An attempt to test this equation fails severely regardless of the experimental method used to determine the different quantities. Bendele et al. [4] addressed this problem by considering the demagnetization factor D. They introduced the following equation:

$$B={\mu }_0\left(m/V+H_{\mathrm{int}}\right),$$

(20)

where $H_{\mathrm{int}}=H_{\mathrm{ext}}-D·m/V$, $H_{\mathrm{int}}$, and $H_{\mathrm{ext}}$ are the internal and externally applied field, respectively, ${\mu }_0{H}_{c1}\to B$ in Equation (19). This calculation is very sensitive to the ring’s volume and D accuracy. In Section 3.2, we considered two options for D. If we adopt the disk option, we obtain a much smaller B than measured.
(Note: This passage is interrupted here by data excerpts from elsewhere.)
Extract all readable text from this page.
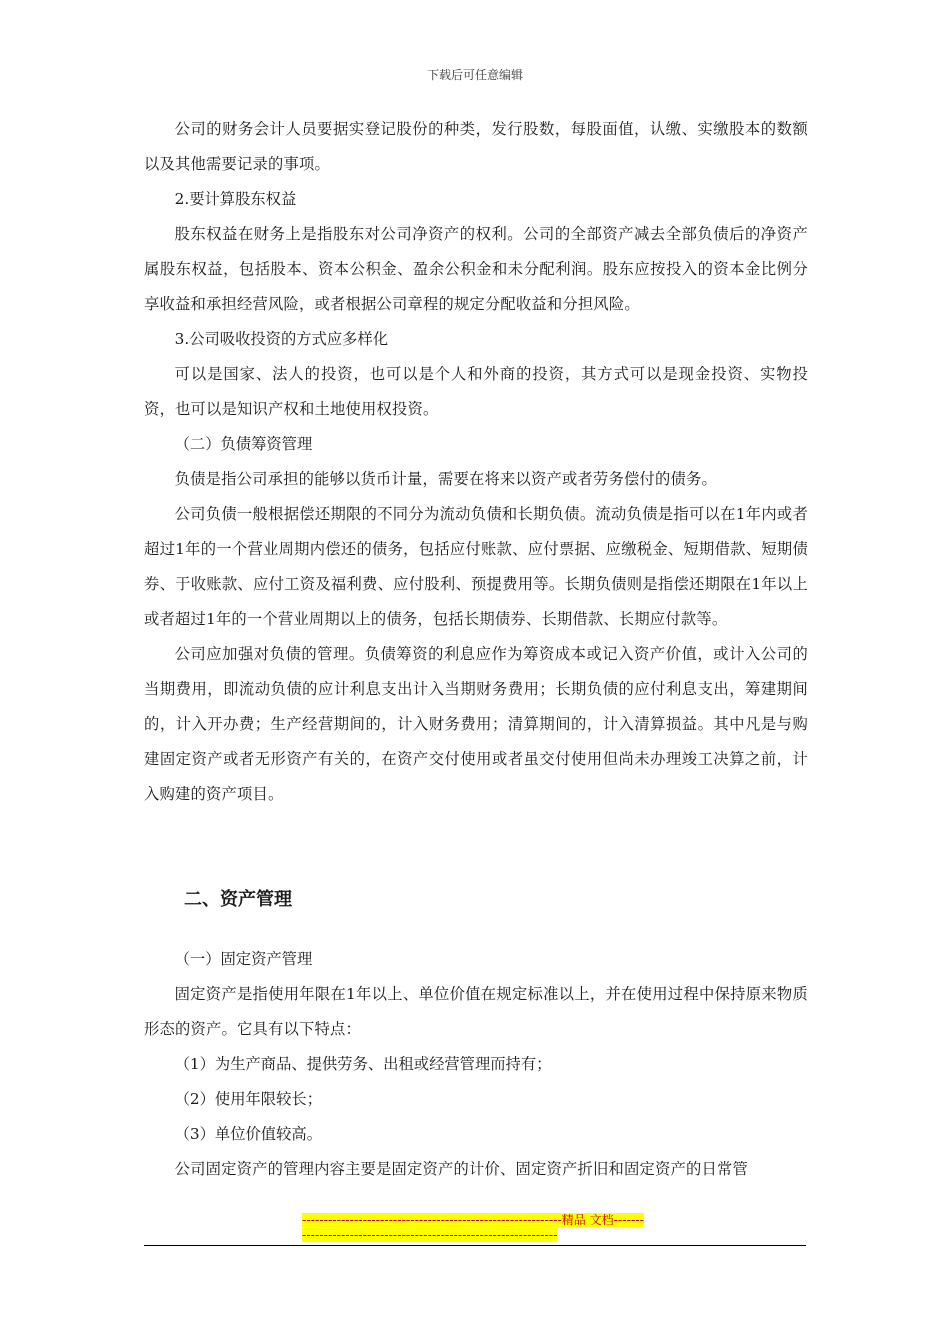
下载后可任意编辑

公司的财务会计人员要据实登记股份的种类，发行股数，每股面值，认缴、实缴股本的数额以及其他需要记录的事项。

2.要计算股东权益

股东权益在财务上是指股东对公司净资产的权利。公司的全部资产减去全部负债后的净资产属股东权益，包括股本、资本公积金、盈余公积金和未分配利润。股东应按投入的资本金比例分享收益和承担经营风险，或者根据公司章程的规定分配收益和分担风险。

3.公司吸收投资的方式应多样化

可以是国家、法人的投资，也可以是个人和外商的投资，其方式可以是现金投资、实物投资，也可以是知识产权和土地使用权投资。

（二）负债筹资管理

负债是指公司承担的能够以货币计量，需要在将来以资产或者劳务偿付的债务。

公司负债一般根据偿还期限的不同分为流动负债和长期负债。流动负债是指可以在1年内或者超过1年的一个营业周期内偿还的债务，包括应付账款、应付票据、应缴税金、短期借款、短期债券、于收账款、应付工资及福利费、应付股利、预提费用等。长期负债则是指偿还期限在1年以上或者超过1年的一个营业周期以上的债务，包括长期债券、长期借款、长期应付款等。

公司应加强对负债的管理。负债筹资的利息应作为筹资成本或记入资产价值，或计入公司的当期费用，即流动负债的应计利息支出计入当期财务费用；长期负债的应付利息支出，筹建期间的，计入开办费；生产经营期间的，计入财务费用；清算期间的，计入清算损益。其中凡是与购建固定资产或者无形资产有关的，在资产交付使用或者虽交付使用但尚未办理竣工决算之前，计入购建的资产项目。

二、资产管理

（一）固定资产管理

固定资产是指使用年限在1年以上、单位价值在规定标准以上，并在使用过程中保持原来物质形态的资产。它具有以下特点：

（1）为生产商品、提供劳务、出租或经营管理而持有；

（2）使用年限较长；

（3）单位价值较高。

公司固定资产的管理内容主要是固定资产的计价、固定资产折旧和固定资产的日常管

------------------------------------------------------------精品 文档------------------------------------------------------------------
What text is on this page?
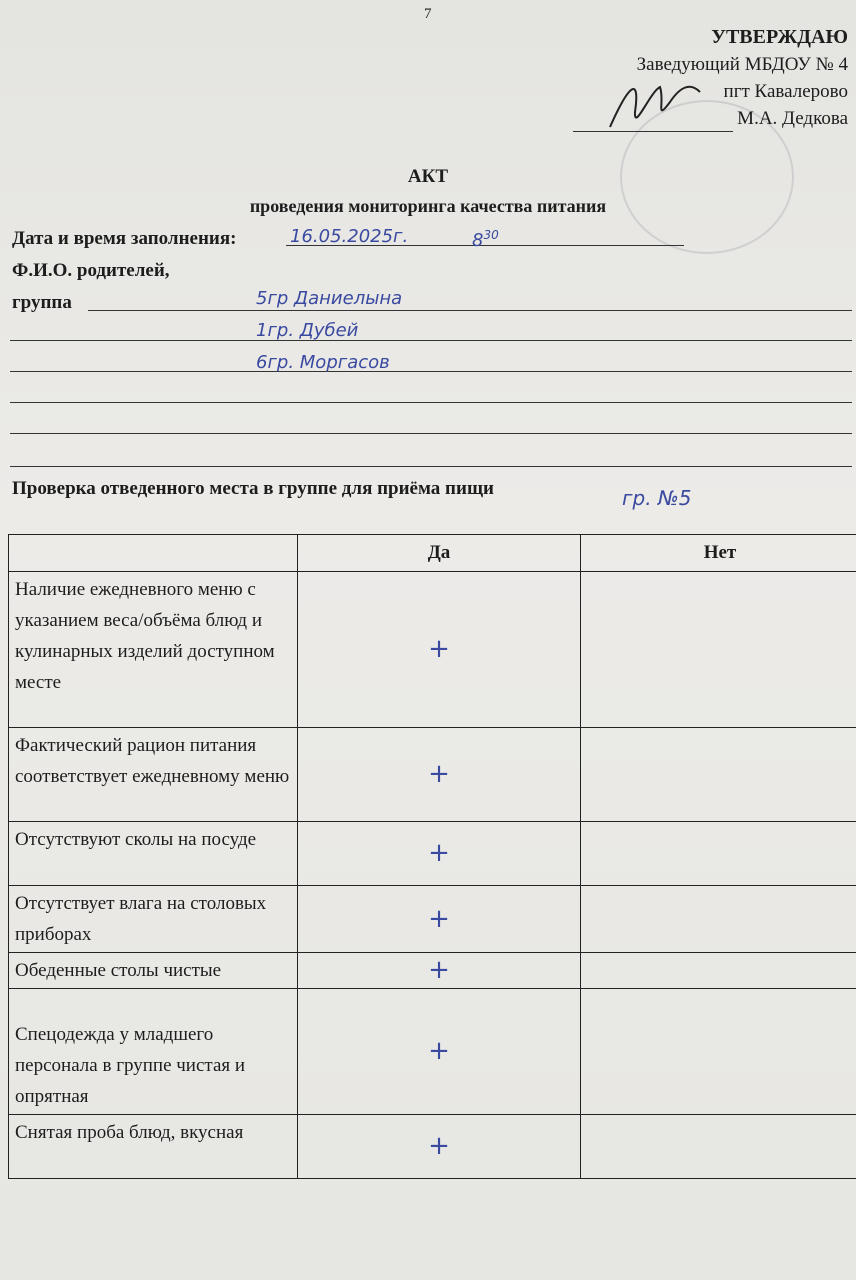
7
УТВЕРЖДАЮ
Заведующий МБДОУ № 4
пгт Кавалерово
М.А. Дедкова
АКТ
проведения мониторинга качества питания
Дата и время заполнения:	16.05.2025г.	$8^{30}$
Ф.И.О. родителей,
группа	5гр Даниелына
1гр. Дубей
6гр. Моргасов
Проверка отведенного места в группе для приёма пищи	гр. №5
	Да	Нет
Наличие ежедневного меню с указанием веса/объёма блюд и кулинарных изделий доступном месте	+	
Фактический рацион питания соответствует ежедневному меню	+	
Отсутствуют сколы на посуде	+	
Отсутствует влага на столовых приборах	+	
Обеденные столы чистые	+	
Спецодежда у младшего персонала в группе чистая и опрятная	+	
Снятая проба блюд, вкусная	+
If we consider the ring option, we find a negative B value. Sometimes, an additional constant is considered in Equation (19), which includes the effect of the hard core of the vortex line [4,27,28], but in our case, this effect is negligible. Once again, we speculate that the failure of Equation (19) is a result of the underlining ferromagnetism in FST.

8. Conclusions

We developed a method, ideal for magnetic superconductors close to $T_c$, to measure both the penetration depth $\lambda$ and coherence length $\xi$. For FST, we find that $\lambda$ and $\xi$ are longer than previously reported and their temperature dependence agrees better with the GL predictions. A second transition, which looks like a knee, is observed at a temperature below $T_c$ in the stiffness measurements. Further experiments are required to determine whether this transition is due to either nematic order, surface superconductivity, multiple Fermi surfaces, or a simple geometrical effect.